Step4:条文番号にたどり着いたら、そこからは"上下"だけ見る
条文の中でも、見るのは基本この3点だけ。
- 要件(〜の場合)
- 効果(〜しなければならない/できる)
- 例外(ただし…)
そして「前後の条」も1つずつチラ見します。例外や定義が隣にいることが多いので。
Step5:見つけた内容を「1行」に潰す(ここが一番効く)
私のメモはいつもこれです。
AならB。ただしC。
例)
- 契約前に説明が必要(ただし…)
- 一定の場合は許可(ただし…)
- 原則はこれ、例外はこっち
"自分の言葉の1行"にすると、次に迷いません。
Step6:その場で「同タイプ」を1問だけ探す
条文を引いたら、同じテーマの過去問を1問だけ解きます。これで"引いた条文"が点数に変わる。
Step7:翌日に「3分だけ」引き直す
復習は長くやりません。翌日に3分だけ引き直して、メモ(AならB。ただしC)を見直す。これで定着します。
うまく引けない時の"あるある"と回避
あるある①:用語が違ってて当たらない
試験問題は、条文の言い回しとズレてることがあります。
- 「説明」↔「告知」「交付」
- 「許可」↔「認可」「届出」
- 「解除」↔「取消」
当たらない時は、同義語を1つだけ試す。
あるある②:法じゃなくて「施行令・施行規則」にいる
細かい数字や手続は、そっちにいることが多いです。法で見つからなければ「施行令」も疑う(ただし沼り過ぎない)。

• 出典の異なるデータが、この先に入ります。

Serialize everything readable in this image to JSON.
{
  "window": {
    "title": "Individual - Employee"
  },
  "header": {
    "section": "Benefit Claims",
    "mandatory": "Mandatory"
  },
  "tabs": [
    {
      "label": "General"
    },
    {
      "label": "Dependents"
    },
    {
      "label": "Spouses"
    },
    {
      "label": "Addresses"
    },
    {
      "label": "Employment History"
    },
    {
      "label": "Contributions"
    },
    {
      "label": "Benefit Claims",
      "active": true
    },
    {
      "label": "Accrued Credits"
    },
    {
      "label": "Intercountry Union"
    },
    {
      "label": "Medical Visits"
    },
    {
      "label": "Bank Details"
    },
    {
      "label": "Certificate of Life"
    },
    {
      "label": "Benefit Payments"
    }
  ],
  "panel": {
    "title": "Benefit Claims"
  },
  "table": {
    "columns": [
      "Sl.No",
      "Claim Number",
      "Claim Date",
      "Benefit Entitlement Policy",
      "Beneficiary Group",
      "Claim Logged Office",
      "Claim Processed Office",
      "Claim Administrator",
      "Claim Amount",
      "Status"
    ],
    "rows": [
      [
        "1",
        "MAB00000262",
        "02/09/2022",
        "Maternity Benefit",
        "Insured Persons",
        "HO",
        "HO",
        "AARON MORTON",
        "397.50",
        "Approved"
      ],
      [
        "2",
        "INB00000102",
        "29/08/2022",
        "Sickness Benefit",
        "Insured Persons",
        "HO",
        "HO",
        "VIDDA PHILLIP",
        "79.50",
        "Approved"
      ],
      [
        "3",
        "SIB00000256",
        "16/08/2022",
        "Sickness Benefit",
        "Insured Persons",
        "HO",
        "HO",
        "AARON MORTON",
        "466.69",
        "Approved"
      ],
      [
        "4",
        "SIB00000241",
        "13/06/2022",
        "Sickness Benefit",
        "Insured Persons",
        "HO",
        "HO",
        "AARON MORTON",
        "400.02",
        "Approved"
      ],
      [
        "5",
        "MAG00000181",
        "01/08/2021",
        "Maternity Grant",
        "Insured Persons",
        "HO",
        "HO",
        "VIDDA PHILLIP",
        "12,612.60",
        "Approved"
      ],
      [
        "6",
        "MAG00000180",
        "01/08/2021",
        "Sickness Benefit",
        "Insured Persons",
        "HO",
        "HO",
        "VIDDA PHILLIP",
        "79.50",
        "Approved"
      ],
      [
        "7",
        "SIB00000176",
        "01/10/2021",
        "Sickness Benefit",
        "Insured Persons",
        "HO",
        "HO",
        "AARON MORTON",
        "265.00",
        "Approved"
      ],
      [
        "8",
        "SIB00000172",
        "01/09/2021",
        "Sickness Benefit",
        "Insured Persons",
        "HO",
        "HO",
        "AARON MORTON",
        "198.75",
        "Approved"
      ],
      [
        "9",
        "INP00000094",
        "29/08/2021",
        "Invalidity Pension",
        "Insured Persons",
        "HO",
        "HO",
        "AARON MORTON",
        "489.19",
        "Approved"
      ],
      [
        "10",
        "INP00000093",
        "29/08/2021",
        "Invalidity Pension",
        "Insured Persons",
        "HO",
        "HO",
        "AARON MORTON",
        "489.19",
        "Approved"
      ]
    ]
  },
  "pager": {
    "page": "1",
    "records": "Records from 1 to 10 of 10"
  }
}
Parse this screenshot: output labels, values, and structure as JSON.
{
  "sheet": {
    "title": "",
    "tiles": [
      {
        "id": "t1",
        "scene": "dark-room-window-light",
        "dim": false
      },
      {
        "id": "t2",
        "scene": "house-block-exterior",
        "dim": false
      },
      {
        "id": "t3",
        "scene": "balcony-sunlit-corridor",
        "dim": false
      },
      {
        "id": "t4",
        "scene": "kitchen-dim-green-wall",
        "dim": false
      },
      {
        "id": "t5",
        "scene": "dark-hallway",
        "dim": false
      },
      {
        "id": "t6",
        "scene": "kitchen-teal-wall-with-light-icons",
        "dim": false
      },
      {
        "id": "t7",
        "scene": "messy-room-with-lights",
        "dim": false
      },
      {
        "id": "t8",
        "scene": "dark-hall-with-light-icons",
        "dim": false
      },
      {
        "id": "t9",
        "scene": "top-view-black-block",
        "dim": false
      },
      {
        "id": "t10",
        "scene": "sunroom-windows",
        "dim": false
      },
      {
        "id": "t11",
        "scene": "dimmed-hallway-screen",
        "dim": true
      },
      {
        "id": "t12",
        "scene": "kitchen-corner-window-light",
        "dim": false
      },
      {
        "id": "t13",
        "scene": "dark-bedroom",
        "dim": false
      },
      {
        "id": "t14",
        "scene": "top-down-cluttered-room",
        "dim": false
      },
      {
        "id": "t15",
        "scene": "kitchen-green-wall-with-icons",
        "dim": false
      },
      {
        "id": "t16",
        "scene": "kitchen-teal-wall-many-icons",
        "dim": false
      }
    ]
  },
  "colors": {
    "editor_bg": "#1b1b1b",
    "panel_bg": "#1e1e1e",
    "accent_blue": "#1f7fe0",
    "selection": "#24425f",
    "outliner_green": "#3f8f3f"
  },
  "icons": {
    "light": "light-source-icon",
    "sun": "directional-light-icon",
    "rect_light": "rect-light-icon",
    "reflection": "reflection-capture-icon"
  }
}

あるある③:読んで分かった気になる(でも次に解けない)
これ、模試で一番多いです。必ず「1行メモ(AならB。ただしC)」に落とす。ここが勝ち筋。
試験への落とし込み:条文検索は"ミスの種類"を減らす道具
条文を引けるようになると、ミスがこう変わります。
× なんとなく不安で落とす
○ 根拠に戻って、主語・例外・期限を確認して取る
宅建は、この差が積み上がります。